C'est vraiment un objet filmique très étrange que ce Blood Beat ou Sortilèges sorti en VHS en 1983 et unique film d'un jeune réalisateur d'origine française au joli patronyme de Fabrice-Ange Zaphiratos. Comment après avoir scénarisé une petite comédie sentimentale française avec Roger Carel on se retrouve au fin fond du Wisconsin à tourner un slasher surnaturel et familiale se déroulant pendant les fêtes de noël avec un samouraï entouré d'un halo bleu fluorescent ? C'est une des nombreuses questions que pose ce film dont la finalité et la conception sont aussi insondables que son scénario.

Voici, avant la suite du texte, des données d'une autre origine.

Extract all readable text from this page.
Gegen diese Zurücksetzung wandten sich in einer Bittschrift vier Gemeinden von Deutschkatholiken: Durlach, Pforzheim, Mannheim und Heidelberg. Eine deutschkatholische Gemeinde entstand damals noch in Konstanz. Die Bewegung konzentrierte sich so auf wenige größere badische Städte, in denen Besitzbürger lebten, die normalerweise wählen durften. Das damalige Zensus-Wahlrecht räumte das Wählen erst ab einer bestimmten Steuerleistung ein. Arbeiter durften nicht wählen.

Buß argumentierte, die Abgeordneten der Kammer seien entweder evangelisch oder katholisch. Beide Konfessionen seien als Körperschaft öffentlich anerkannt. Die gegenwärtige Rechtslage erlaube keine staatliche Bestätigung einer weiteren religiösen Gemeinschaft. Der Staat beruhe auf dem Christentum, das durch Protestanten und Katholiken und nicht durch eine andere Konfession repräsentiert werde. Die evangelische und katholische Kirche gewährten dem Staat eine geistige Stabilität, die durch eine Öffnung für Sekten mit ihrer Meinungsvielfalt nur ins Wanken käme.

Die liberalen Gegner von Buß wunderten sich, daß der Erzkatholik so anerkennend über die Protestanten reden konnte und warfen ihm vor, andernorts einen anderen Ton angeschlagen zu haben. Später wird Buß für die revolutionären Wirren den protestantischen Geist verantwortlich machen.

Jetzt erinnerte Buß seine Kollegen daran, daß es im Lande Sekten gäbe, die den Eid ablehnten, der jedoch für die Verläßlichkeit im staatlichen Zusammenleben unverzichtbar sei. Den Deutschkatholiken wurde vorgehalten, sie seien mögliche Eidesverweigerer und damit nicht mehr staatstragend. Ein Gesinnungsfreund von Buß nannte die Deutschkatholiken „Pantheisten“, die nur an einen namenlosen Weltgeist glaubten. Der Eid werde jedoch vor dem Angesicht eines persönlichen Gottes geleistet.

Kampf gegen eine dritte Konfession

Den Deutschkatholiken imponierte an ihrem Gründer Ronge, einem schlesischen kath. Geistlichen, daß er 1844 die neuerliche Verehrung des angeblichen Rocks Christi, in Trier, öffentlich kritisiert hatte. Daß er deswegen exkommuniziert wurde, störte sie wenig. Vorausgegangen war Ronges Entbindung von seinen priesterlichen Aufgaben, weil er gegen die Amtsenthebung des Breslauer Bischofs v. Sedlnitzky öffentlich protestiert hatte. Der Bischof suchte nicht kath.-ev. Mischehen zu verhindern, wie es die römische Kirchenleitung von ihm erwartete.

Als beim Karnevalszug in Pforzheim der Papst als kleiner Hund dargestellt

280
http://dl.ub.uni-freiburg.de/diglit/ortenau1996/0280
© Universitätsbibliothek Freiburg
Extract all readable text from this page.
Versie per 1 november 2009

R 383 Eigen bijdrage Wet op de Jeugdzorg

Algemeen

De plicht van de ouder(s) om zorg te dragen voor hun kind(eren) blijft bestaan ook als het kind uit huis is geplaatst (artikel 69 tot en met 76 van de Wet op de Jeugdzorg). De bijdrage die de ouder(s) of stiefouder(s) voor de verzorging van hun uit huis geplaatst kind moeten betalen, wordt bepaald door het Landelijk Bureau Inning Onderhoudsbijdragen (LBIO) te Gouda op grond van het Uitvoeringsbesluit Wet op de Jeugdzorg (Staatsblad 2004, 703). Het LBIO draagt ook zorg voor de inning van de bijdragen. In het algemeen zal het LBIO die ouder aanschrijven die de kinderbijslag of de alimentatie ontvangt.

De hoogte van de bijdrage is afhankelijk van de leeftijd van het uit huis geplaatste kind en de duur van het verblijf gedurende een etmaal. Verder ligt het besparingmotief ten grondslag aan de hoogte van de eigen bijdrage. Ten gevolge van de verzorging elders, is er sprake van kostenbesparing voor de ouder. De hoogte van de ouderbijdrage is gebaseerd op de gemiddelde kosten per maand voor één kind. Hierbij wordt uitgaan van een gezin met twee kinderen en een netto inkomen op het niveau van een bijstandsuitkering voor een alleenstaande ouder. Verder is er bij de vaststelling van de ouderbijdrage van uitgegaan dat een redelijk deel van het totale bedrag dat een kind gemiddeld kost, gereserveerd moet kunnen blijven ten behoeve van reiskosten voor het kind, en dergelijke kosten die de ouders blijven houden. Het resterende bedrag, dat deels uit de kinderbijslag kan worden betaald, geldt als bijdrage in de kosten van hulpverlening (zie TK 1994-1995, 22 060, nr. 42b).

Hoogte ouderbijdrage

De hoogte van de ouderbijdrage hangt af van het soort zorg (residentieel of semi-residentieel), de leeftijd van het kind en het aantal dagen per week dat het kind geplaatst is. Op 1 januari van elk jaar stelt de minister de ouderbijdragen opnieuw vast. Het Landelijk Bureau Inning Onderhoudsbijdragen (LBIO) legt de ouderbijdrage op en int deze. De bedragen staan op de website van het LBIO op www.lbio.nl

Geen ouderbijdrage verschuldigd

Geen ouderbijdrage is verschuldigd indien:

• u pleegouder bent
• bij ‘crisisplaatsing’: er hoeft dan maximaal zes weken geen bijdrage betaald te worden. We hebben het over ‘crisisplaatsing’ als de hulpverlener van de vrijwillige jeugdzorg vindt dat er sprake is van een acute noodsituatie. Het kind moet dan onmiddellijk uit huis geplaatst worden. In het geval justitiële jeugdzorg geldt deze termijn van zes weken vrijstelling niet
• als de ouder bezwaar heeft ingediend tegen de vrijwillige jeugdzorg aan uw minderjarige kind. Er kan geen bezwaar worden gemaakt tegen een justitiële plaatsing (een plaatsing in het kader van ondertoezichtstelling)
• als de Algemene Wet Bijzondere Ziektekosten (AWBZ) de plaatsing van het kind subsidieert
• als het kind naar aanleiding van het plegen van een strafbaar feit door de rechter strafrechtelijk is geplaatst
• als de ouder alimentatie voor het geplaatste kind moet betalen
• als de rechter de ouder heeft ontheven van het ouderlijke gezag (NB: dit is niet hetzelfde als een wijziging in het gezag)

Blood Beat nous raconte donc une réunion familiale pour les fêtes de noël dans une baraque un peu paumée aux fond des bois. Deux grands enfants débarquent donc pour rendre visite à leurs parents, l'occasion pour le fiston de présenter sa nouvelle petite amie. Immédiatement le courant est loin de passer entre la mère de famille mystique et artiste et la potentielle belle fille en laquelle elle perçoit une menace. Plus tard alors que les tensions familiales montent en puissance, un étrange tueur en combinaison de samouraï commence à décimer le voisinage.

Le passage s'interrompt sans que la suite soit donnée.